I have always been concerned about the use of proprietary funds, especially belong to mutual fund companies and their use in their own 401(k) plans because they’re ripe to be a target for a class action lawsuit.
Fidelity should know since they’re being sued again after shelling $12 million as part of a 2014 case settlement.
In the current case, Moitoso et al v. FMR LLC et al, Plaintiffs claim that Fidelity breached its fiduciary duty by loading its $15 billion 401(k) plan with proprietary mutual funds, causing the firm and several affiliated entities to benefit financially. They claim Fidelity’s conduct is “particularly inexcusable” because of the prior lawsuit (Bilewicz v. FMR LLC ) and being one of the largest 401(k) record-keepers.
The problem with Fidelity and other fund companies is that when you’re in the business of selling mutual funds, it looks bad for business if you don’t offer your funds in your 401(k) plan. It would be like working in a restaurant and ordering out. If Fidelity predominately carried Vanguard funds in their 401(k) plan, imagine what other mutual fund companies and other plan providers would use for that information.
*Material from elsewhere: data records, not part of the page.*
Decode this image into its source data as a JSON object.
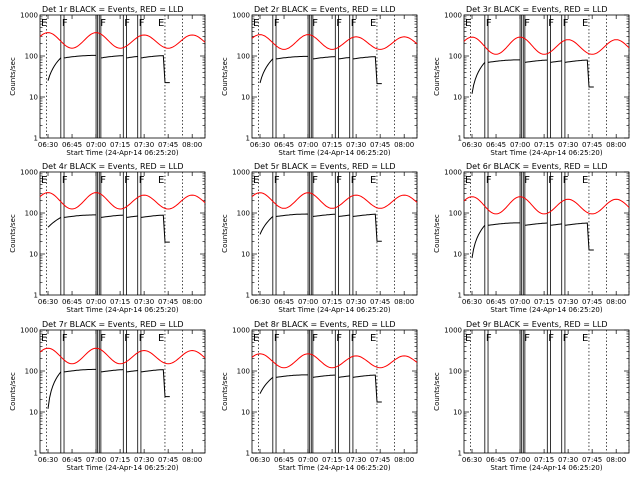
{
  "chart_data": {
    "type": "line",
    "xlabel": "Start Time (24-Apr-14 06:25:20)",
    "ylabel": "Counts/sec",
    "y_scale": "log",
    "ylim": [
      1,
      1000
    ],
    "y_ticks": [
      "1",
      "10",
      "100",
      "1000"
    ],
    "x_ticks": [
      "06:30",
      "06:45",
      "07:00",
      "07:15",
      "07:30",
      "07:45",
      "08:00"
    ],
    "x_tick_minutes": [
      0,
      15,
      30,
      45,
      60,
      75,
      90
    ],
    "x_range_minutes": [
      -5,
      98
    ],
    "series_colors": {
      "events": "#000000",
      "lld": "#ff0000"
    },
    "flags": [
      {
        "label": "E",
        "t": -5
      },
      {
        "label": "F",
        "t": 8
      },
      {
        "label": "F",
        "t": 32
      },
      {
        "label": "F",
        "t": 47
      },
      {
        "label": "F",
        "t": 56
      },
      {
        "label": "E",
        "t": 68
      }
    ],
    "dashed_lines": [
      -1,
      73,
      84,
      98
    ],
    "solid_lines": [
      8,
      10,
      30,
      31,
      32,
      33,
      47,
      49,
      56,
      58
    ],
    "panels": [
      {
        "title": "Det 1r  BLACK = Events, RED = LLD",
        "black_base": 90,
        "red_base": 155,
        "red_amp": 0.38,
        "black_start": 25
      },
      {
        "title": "Det 2r  BLACK = Events, RED = LLD",
        "black_base": 85,
        "red_base": 145,
        "red_amp": 0.36,
        "black_start": 22
      },
      {
        "title": "Det 3r  BLACK = Events, RED = LLD",
        "black_base": 70,
        "red_base": 110,
        "red_amp": 0.42,
        "black_start": 12
      },
      {
        "title": "Det 4r  BLACK = Events, RED = LLD",
        "black_base": 78,
        "red_base": 125,
        "red_amp": 0.4,
        "black_start": 45
      },
      {
        "title": "Det 5r  BLACK = Events, RED = LLD",
        "black_base": 82,
        "red_base": 130,
        "red_amp": 0.38,
        "black_start": 30
      },
      {
        "title": "Det 6r  BLACK = Events, RED = LLD",
        "black_base": 50,
        "red_base": 95,
        "red_amp": 0.42,
        "black_start": 8
      },
      {
        "title": "Det 7r  BLACK = Events, RED = LLD",
        "black_base": 95,
        "red_base": 150,
        "red_amp": 0.38,
        "black_start": 12
      },
      {
        "title": "Det 8r  BLACK = Events, RED = LLD",
        "black_base": 70,
        "red_base": 120,
        "red_amp": 0.34,
        "black_start": 28
      },
      {
        "title": "Det 9r  BLACK = Events, RED = LLD",
        "black_base": null,
        "red_base": null,
        "red_amp": 0,
        "black_start": null
      }
    ]
  }
}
The biggest problem for Fidelity is that in 2016, they had 234 proprietary mutual funds in its plan and zero non-proprietary funds. 234 funds? In my mind, that’s 222 funds that many because studies show that too many funds in a 401(k) lineup depress deferral percentages in the plan. Only using their own proprietary funds doesn’t look good for Fidelity, but plaintiffs will have to show that it’s a breach of fiduciary duty when Fidelity will make that motion for summary judgment and if the plaintiffs survive a summary judgment motion, then Fidelity will settle again. I think settlements by fund companies who persist again to using only their proprietary funds are probably seen as the cost of doing business.